ACLU applauds judge’s decision to release video footage of killing of Nehad–UPDATED
***UPDATE: ACLU Statement on DA Dumanis’s Creation of a “Protocol” for How/When to Release Police Body Camera Video***
The following statement can be attributed to our legal director, David Loy:
The purpose of access to public records is to hold government accountable to the community. Given the extraordinary and deadly powers vested in law enforcement, that principle applies especially to police videos.
It is therefore essential that community members participate in a transparent process to establish the protocol for disclosure of body-camera videos. To open that process is a first step toward building community trust in law enforcement, which is undermined by secrecy and exclusion.
***END OF UPDATE***
SAN DIEGO – [Original story: “ACLU Applauds Judge’s Decision to Release Video Footage of Killing of Nehad, December 17, 2015]
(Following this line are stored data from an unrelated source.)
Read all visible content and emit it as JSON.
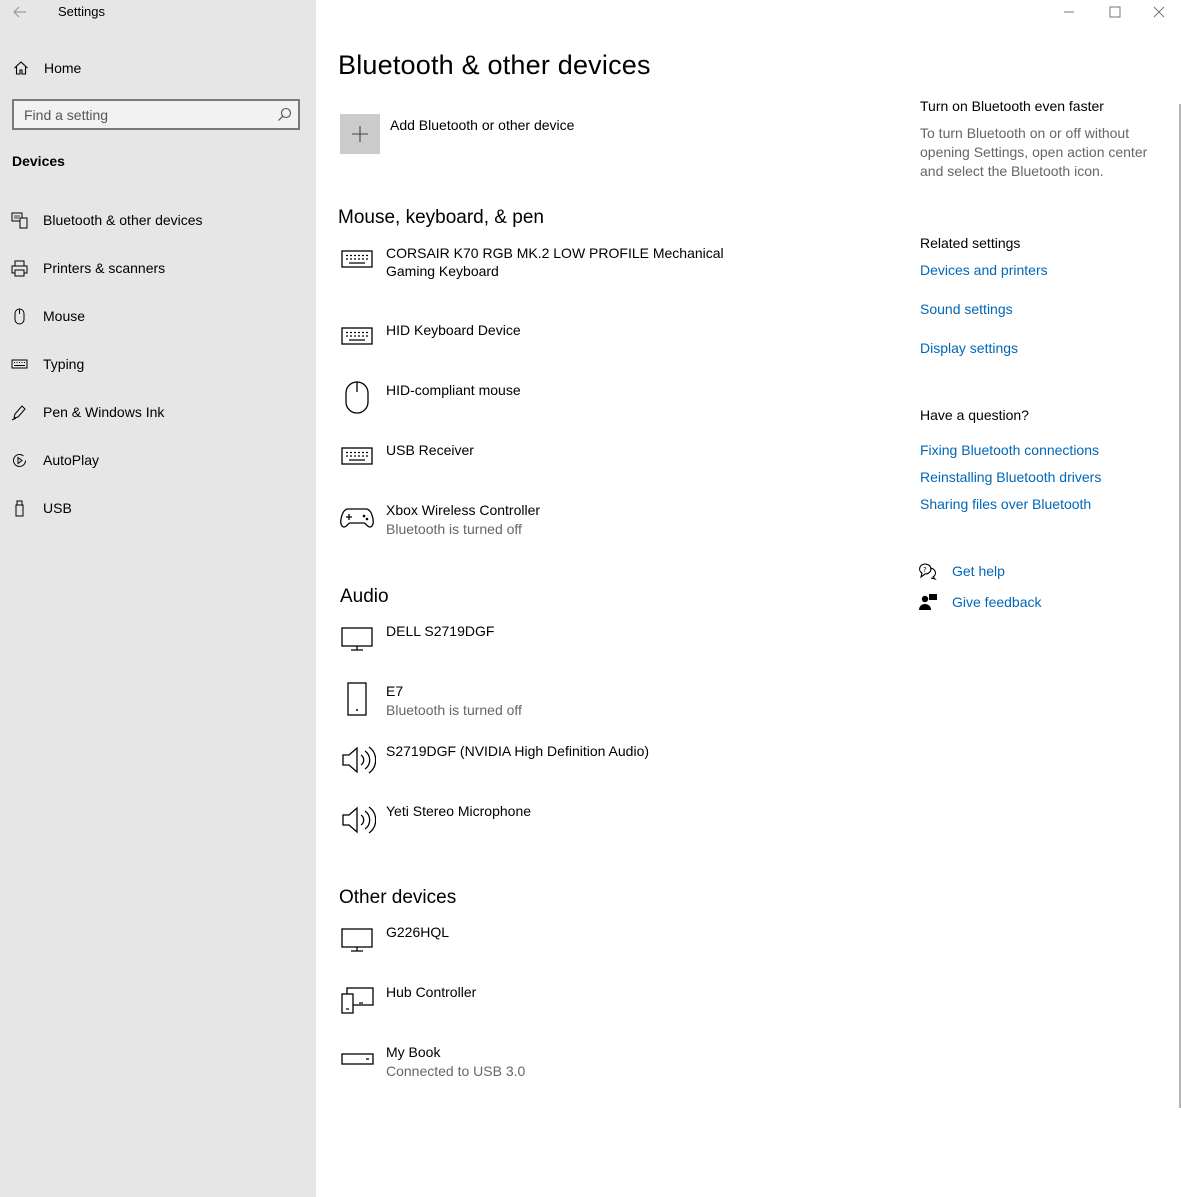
{
  "window": {
    "app_title": "Settings"
  },
  "sidebar": {
    "home_label": "Home",
    "search_placeholder": "Find a setting",
    "section_title": "Devices",
    "items": [
      {
        "label": "Bluetooth & other devices",
        "icon": "bluetooth-devices-icon"
      },
      {
        "label": "Printers & scanners",
        "icon": "printer-icon"
      },
      {
        "label": "Mouse",
        "icon": "mouse-icon"
      },
      {
        "label": "Typing",
        "icon": "keyboard-icon"
      },
      {
        "label": "Pen & Windows Ink",
        "icon": "pen-icon"
      },
      {
        "label": "AutoPlay",
        "icon": "autoplay-icon"
      },
      {
        "label": "USB",
        "icon": "usb-icon"
      }
    ]
  },
  "main": {
    "page_title": "Bluetooth & other devices",
    "add_device_label": "Add Bluetooth or other device",
    "groups": [
      {
        "title": "Mouse, keyboard, & pen",
        "devices": [
          {
            "name": "CORSAIR K70 RGB MK.2 LOW PROFILE Mechanical Gaming Keyboard",
            "status": "",
            "icon": "keyboard-icon"
          },
          {
            "name": "HID Keyboard Device",
            "status": "",
            "icon": "keyboard-icon"
          },
          {
            "name": "HID-compliant mouse",
            "status": "",
            "icon": "mouse-icon"
          },
          {
            "name": "USB Receiver",
            "status": "",
            "icon": "keyboard-icon"
          },
          {
            "name": "Xbox Wireless Controller",
            "status": "Bluetooth is turned off",
            "icon": "gamepad-icon"
          }
        ]
      },
      {
        "title": "Audio",
        "devices": [
          {
            "name": "DELL S2719DGF",
            "status": "",
            "icon": "monitor-icon"
          },
          {
            "name": "E7",
            "status": "Bluetooth is turned off",
            "icon": "phone-icon"
          },
          {
            "name": "S2719DGF (NVIDIA High Definition Audio)",
            "status": "",
            "icon": "speaker-icon"
          },
          {
            "name": "Yeti Stereo Microphone",
            "status": "",
            "icon": "speaker-icon"
          }
        ]
      },
      {
        "title": "Other devices",
        "devices": [
          {
            "name": "G226HQL",
            "status": "",
            "icon": "monitor-icon"
          },
          {
            "name": "Hub Controller",
            "status": "",
            "icon": "devices-icon"
          },
          {
            "name": "My Book",
            "status": "Connected to USB 3.0",
            "icon": "drive-icon"
          }
        ]
      }
    ]
  },
  "right": {
    "tip_title": "Turn on Bluetooth even faster",
    "tip_text": "To turn Bluetooth on or off without opening Settings, open action center and select the Bluetooth icon.",
    "related_title": "Related settings",
    "related_links": [
      "Devices and printers",
      "Sound settings",
      "Display settings"
    ],
    "question_title": "Have a question?",
    "question_links": [
      "Fixing Bluetooth connections",
      "Reinstalling Bluetooth drivers",
      "Sharing files over Bluetooth"
    ],
    "get_help": "Get help",
    "give_feedback": "Give feedback"
  },
  "colors": {
    "sidebar_bg": "#e6e6e6",
    "link": "#0067b8",
    "secondary_text": "#666666"
  }
}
The following statement can be attributed to our legal director, David Loy.
The ACLU of San Diego & Imperial Counties applaud Judge Hayes’ decision to let the public see video footage of the killing of Fridoon Rawshan Nehad in May of this year. The officer who shot him inexplicably failed to turn on his body camera, in violation of San Diego Police Department policy, but the incident was caught on the security camera of a nearby business. The San Diego City Attorney’s office, which is defending a lawsuit from Nehad’s family, fought to keep the video secret, but Judge Hayes found that the City showed no good reason to prevent the public from watching it.
California law and the SDPD’s own policies authorized Police Chief Shelley Zimmerman to release the footage without a court order, but she refused, as did District Attorney Bonnie Dumanis, who recently cleared the officer of any wrongdoing in the shooting, saying he acted reasonably because he thought the suspect was holding a knife (he wasn’t; it was a pen).
The public’s interest in understanding why and how an officer killed an unarmed man strongly outweighs the SDPD’s preference to keep the video secret. A spate of videos, including the recently disclosed recording of Laquan McDonald’s killing in Chicago, have raised substantial questions about the legality of police shootings and the credibility of official justifications for killing people. There will never be public trust in the department or other San Diego institutions, if the government continues to choose secrecy over transparency.
Today’s decision by Judge Hayes is an important victory for government transparency, and for the constitutional principle of a free press.”